Filmik Mike'a i Jen na którym przygotowują hamburgera (znajdziecie go na końcu opowieści o nich), mnie po prostu rozwalił :) Pozytywne to bardzo, że są tacy ludzie zakręceni a ich domy i mieszkania są odzwierciedleniem charakteru, humoru i pasji lokatorów. Może niekiedy w tych przestrzeniach jest chaos, ale cóż, takie jest życie. Zresztą wnętrza są tu tylko tłem opowieści o lokatorach.
Czy ktoś tam mieszka?
We wszelkich magazynach wnętrzarskich itp. prezentowane przestrzenie są takie ładne i puste. Wszystko jet jak spod igły. Nawet książka jest odłożona w takie miejsce, żeby wyeksponować zalety stoliczka a buty (zwykle 2 pary) odłożone na elegancką półeczkę. Rzeczywistość jest inna i wie to chyba każdy, kto nie cierpi na nerwicę natręctw i nie myje podłogi 3x dziennie. Do mnie te prezentacje słabo przemawiają - owszem, znajduję ciekawe rozwiązania, interesujące meble czy połączenia - ale całościowo czegoś brakuje (głównie ludzi).

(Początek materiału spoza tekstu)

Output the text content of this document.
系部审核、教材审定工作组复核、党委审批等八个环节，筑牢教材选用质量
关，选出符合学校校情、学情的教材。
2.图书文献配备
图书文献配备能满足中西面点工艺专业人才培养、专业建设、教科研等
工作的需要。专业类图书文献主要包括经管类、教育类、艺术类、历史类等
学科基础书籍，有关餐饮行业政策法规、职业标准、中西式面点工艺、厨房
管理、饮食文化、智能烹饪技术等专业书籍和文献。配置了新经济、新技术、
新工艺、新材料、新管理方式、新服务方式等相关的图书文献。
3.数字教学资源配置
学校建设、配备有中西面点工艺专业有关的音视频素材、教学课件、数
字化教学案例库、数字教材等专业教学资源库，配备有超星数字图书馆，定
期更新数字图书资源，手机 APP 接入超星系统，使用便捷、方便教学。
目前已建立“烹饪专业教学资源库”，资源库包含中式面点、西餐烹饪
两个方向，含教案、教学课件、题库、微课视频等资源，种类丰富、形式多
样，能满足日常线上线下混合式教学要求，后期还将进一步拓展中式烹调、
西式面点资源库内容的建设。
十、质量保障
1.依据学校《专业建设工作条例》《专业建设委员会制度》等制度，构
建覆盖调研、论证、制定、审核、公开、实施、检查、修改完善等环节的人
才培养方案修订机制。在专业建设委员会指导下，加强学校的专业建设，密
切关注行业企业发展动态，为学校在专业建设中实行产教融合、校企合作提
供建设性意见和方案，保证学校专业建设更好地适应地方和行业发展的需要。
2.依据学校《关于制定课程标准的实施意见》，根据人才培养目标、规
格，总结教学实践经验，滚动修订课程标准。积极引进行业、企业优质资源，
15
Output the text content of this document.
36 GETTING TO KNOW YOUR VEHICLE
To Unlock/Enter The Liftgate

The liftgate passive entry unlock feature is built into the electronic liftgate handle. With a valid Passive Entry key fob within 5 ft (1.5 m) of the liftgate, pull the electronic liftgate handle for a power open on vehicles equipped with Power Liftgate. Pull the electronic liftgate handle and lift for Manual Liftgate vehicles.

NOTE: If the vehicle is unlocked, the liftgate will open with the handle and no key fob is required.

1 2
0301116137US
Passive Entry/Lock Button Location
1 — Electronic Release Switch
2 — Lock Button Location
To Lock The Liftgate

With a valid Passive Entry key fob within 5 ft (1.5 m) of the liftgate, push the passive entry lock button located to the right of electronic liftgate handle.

Chałupnictwo i konsumpcyjny downshifting
Mam realistyczne podejście do remontu i urządzania mieszkania (wbrew temu co sadzą niektórzy - po prostu nie boję się marzyć), więc od razu nastawiam się na remont metodą chałupniczą. Zresztą, jeżli sama coś zrobię - to będzie to bardziej moje i będę czuć satysfakcję spoglądając na to, nawet jak nie będzie idealne. Nie widzę naszego mieszkania jako miejsca jak spod igły. Będzie eklektycznie bo lubimy starocie i nowoczesne elementy, i różne egzotyczne wstawki (Japonia i Hiszpania głównie). I będzie jak najnaturalniej i tanio. Wbrew temu, co zdaża mi się słyszeć, nie tracę optymizmu. Wiem, że bedzie ciężko, że po pracy, do nocy, w zimnie i brudzie. Że drogo, że fachowcy kiepscy, że koszty i koszty. Ale jak się ma wsparcie i oparcie, i ma się wizję i wiarę to się uda i tyle :) Może i potrwa długo - trudno. Już i tak mam gigantyczny z mojej perspektywy kredyt, więc nie ma co wpędzac się w większe długi dla zbytków. Odpowiada mi wizja downshiftingu, który opisuje Mgada na swoim blogu. Po prostu wolniej,spokojniej i mniej.